US Republican presidential candidate Mitt Romney addresses the National Association for the Advancement of Colored People (NAACP) annual convention in Houston on July 11, 2012.
Mitt Romney, GOP candidate for president, has been looking for a way to run from the Affordable Care Act since the linchpin, the individual mandate, is essentially the same as the legislation Romney approved when he was governor of Massachusetts. Justice Ginsburg neatly pointed this out in her Supreme Court opinion on the constitutionality of the Affordable Care Act.
The fact that “Romneycare” is, in all meaningful respects, “Obamacare” has been somewhat awkward for the Romney camp.
Romney really needs a conversation changer on “Obamacare.”
Perhaps what we saw this week, therefore, is the roll out of the new messaging on “Obamacare.” This began when Romney accepted an invitation to address the NAACP, the historic African American civil rights group. Romney was generally civilly received, except he was booed when he derided “Obamacare” as “expensive and unnecessary.”
“Romney Welcomes the Boos” opined John Dickerson at Slate, because “It offered a chance for a candidate criticized for his malleability to look principled in the face of opposition.”
Perhaps. But I think there’s more to it than just looking “principled.”
I too think Romney welcomed the “boos,” but I have begun to wonder if Romney didn’t solicit them in order to tee up his new message on health care. The “boos” from the African American crowd at the NAACP made headlines and Romney addressed that response in a speech to a group of donors in Hamilton, Montana.
“If you’re looking for free stuff you don’t have to pay for? Vote for the other guy, that’s what he’s all about, okay? That’s not, that’s not what I’m about.”
“Free stuff.” Suddenly, that seemed to become the new message on “Obamacare” from Romney: legislation to provide a means to obtain health care by those who are currently uninsured is the equivalent of giving people “free stuff,” that is, a “handout.” This is insulting to millions of Americans whose health is at risk because they cannot afford the high costs of private health insurance.
But it is especially insulting to African Americans given the cynical way the Romney camp apparently got this new messaging out. Health care as “free stuff” wanted by African Americans is roughly equivalent, in its racial undertones, to Ronald Reagan’s “welfare queens” messaging from his 1976 presidential campaign.

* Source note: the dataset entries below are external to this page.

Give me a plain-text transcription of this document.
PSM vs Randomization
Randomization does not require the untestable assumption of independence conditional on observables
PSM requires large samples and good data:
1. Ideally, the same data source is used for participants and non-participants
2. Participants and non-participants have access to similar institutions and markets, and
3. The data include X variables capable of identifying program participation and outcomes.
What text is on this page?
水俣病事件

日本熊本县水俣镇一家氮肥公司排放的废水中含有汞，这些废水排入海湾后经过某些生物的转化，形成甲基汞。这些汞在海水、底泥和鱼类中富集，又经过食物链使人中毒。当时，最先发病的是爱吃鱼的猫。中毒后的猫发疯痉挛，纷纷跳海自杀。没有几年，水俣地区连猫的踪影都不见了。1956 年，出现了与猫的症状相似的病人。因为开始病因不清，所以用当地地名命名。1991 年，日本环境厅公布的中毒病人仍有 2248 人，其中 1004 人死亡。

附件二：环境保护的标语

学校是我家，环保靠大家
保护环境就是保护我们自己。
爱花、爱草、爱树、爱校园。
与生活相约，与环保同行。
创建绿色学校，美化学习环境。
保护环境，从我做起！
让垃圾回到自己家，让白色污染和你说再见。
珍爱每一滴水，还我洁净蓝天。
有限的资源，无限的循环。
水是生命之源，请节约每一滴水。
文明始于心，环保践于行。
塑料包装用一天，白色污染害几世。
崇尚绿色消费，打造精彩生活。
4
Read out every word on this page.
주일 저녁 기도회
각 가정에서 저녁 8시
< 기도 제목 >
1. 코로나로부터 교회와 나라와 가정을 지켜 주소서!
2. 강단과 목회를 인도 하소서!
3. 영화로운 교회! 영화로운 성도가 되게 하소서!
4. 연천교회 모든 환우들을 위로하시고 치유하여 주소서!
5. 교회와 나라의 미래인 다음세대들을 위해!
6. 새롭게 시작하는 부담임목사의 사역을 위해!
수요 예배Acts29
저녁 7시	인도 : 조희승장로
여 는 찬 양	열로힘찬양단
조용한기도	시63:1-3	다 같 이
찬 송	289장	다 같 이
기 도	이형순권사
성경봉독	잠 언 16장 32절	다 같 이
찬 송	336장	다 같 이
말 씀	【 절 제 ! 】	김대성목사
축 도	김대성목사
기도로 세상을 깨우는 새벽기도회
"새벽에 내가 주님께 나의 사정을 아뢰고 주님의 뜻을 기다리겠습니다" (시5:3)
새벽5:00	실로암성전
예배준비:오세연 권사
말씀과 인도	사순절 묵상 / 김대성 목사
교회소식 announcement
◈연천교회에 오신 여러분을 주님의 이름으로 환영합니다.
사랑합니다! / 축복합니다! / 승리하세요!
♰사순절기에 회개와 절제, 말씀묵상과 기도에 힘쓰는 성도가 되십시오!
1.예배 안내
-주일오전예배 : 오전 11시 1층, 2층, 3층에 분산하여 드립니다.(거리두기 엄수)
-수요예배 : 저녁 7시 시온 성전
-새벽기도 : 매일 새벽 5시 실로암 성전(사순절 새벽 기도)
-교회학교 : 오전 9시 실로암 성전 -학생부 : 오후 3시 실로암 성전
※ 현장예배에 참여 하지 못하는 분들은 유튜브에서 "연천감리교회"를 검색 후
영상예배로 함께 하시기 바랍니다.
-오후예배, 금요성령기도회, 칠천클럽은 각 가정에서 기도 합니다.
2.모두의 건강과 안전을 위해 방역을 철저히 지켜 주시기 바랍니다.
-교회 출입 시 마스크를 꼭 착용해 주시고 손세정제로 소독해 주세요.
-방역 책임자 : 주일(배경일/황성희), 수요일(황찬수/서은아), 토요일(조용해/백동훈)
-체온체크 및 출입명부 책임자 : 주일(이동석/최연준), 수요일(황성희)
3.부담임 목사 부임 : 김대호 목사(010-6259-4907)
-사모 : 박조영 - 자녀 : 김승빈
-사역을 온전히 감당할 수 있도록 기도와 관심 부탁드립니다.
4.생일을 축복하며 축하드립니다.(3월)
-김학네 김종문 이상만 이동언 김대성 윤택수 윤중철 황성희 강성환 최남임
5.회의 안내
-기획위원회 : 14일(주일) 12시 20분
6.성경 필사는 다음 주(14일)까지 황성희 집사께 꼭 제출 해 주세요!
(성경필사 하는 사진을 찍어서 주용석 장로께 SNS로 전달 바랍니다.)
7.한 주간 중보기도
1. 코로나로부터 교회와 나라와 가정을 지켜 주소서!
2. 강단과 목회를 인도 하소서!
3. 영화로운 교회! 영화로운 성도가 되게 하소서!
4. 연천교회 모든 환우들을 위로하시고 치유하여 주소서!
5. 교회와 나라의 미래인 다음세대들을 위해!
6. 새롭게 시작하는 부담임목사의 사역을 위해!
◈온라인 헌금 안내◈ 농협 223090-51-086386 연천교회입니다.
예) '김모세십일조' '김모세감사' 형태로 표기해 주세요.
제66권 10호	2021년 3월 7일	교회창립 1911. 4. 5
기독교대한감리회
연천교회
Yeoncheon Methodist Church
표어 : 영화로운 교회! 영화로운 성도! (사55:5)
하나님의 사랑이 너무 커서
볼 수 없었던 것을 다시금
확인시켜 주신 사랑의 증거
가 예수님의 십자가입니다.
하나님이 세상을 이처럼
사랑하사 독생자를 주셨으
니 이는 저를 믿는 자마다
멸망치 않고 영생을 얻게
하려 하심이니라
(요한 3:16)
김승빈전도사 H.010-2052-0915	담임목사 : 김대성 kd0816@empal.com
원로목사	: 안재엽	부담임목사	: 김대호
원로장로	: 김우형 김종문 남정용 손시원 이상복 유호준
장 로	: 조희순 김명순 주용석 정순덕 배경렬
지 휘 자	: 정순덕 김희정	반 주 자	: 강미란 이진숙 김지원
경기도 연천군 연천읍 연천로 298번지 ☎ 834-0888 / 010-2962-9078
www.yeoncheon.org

That 1976 presidential campaign was a terrible time in American politics as it set the template for using racially coded language to justify cutting the social safety net. This has had enormously negative consequences over more than three decades as it has served to cut the nerve of ethical effort to eliminate both poverty and racism. It gives people an excuse not to care about the poor because the poor ‘don’t deserve it,’ and it stereotypes the poor as all African American when that is completely inaccurate. People are tempted to believe that universal health care isn’t necessary because it is just a scam for people who are looking to get “free stuff.”
Affordable health care isn’t “free stuff” or a handout to the undeserving, it is a “moral responsibility” we have a society to one another, as Rev. Jennifer Butler said. Faith leaders from many religious perspectives worked hard for passage of the Affordable Care Act, and its constitutionality was called “a blessing” and “in line with our biblical and theological witness.”
Health care is a “human right” according to these faith leaders, not a handout. It is particularly morally misguided of Mr. Romney, therefore, to characterize resistance on the part of an American audience to his calling the ACA legislation “unnecessary” as a desire for “free stuff.”
Why would Mr. Romney do that?
I, among others, am becoming very suspicious that Mitt Romney’s speech to the NAACP was not primarily addressed to that audience but to another audience entirely, namely his “base” of white voters. If this analysis is correct, it is an extraordinarily disrespectful treatment of the NAACP and its membership.
Americans can disagree about many things, and it is clear there is broad disagreement about health care legislation. But the one thing we owe each other as fellow citizens is mutual respect.
Prove me wrong, Mr. Romney. Quit saying the Affordable Care Act is just a way for people to get “free stuff.” It’s not.
Former president of Chicago Theological Seminary (1998-2008), Thistlethwaite is a senior fellow at the Center for American Progress.